German patent application DE10361695.0, incorporated herein by reference, describes a curved channel field effect transistor (curved FET, CFET). The CFET is formed in a semiconductor fin formed from the semiconductor substrate. The two source/drain regions of the CFET are formed as doped zones at mutually opposite ends of the semiconductor fin and adjoining a substrate surface of the semiconductor substrate. Between the two source/drain regions, the semiconductor fin is recessed by means of a groove etching, whereby the channel length of the CFET results in accordance with the channel length of a recess channel FET. The gate electrode extends, in a manner insulated from the semiconductor fin by a gate dielectric, in sections along at least one of the longitudinal sides of the semiconductor fin. In accordance with the method for fabricating a memory cell arrangement having CFETs as selection transistors that is described in the above application, the semiconductor fins are arranged one after the other in the longitudinal direction to form cell rows in a manner electrically insulated from one another in each case. The gate electrodes of CFETs arranged in regard to a cell row are in each case sections of buried word lines that are provided in word line trenches running below the substrate surface along the semiconductor fins.

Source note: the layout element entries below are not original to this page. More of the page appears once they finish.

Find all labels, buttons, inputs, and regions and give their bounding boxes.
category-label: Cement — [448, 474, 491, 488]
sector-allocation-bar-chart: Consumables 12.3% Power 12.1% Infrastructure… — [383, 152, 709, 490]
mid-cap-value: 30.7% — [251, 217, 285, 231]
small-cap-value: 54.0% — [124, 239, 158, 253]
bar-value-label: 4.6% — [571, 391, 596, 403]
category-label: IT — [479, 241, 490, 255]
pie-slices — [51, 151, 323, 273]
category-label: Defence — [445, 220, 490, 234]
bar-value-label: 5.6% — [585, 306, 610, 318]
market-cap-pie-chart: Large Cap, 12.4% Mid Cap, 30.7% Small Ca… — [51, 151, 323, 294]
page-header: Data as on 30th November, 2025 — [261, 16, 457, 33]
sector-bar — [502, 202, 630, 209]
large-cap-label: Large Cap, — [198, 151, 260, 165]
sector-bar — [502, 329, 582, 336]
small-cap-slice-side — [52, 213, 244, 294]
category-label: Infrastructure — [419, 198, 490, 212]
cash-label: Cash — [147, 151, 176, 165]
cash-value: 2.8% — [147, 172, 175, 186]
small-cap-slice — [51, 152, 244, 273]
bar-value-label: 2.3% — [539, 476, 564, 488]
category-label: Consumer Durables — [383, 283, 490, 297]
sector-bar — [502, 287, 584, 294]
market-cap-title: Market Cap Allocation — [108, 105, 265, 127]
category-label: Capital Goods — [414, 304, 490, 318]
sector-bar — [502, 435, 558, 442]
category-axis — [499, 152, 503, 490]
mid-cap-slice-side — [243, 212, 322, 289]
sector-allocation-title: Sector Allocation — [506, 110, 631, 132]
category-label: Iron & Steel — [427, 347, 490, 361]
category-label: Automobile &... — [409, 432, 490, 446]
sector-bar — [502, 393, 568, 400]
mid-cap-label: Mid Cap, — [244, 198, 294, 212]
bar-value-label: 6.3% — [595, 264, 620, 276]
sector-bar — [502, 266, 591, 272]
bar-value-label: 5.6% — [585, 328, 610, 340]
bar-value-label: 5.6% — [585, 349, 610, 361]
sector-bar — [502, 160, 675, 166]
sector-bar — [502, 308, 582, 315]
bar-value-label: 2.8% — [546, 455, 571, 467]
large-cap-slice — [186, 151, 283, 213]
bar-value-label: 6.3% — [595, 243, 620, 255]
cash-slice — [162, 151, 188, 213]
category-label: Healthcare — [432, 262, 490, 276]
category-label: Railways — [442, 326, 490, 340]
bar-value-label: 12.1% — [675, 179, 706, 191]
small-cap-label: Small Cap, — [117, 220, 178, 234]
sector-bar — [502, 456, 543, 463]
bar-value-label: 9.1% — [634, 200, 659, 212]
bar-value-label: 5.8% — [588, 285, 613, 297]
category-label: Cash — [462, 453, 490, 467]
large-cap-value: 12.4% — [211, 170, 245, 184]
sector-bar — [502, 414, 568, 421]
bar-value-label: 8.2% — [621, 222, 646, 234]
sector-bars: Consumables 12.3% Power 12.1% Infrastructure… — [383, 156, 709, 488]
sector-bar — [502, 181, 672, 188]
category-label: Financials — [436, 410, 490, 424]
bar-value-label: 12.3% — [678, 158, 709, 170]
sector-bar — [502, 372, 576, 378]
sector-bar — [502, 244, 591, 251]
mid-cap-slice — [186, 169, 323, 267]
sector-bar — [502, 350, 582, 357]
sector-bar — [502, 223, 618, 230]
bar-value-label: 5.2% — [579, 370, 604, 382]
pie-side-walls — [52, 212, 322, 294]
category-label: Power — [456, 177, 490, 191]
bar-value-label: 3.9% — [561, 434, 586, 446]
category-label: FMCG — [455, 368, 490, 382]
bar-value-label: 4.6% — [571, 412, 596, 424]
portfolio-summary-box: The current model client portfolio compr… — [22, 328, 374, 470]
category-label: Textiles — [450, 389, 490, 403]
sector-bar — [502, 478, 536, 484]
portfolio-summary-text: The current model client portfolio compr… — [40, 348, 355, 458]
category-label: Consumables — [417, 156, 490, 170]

In this case, the word lines are embedded in dielectric material that fills the word line trenches.
In memory cell arrangements having CFETs with gate electrode sections arranged on both sides of the semiconductor fin, a strand of two differently driven word lines is in each case situated opposite each other in the same word line trench. A high memory cell density leads to a high parasitic coupling capacitance between the word line strands running within the same word line trench.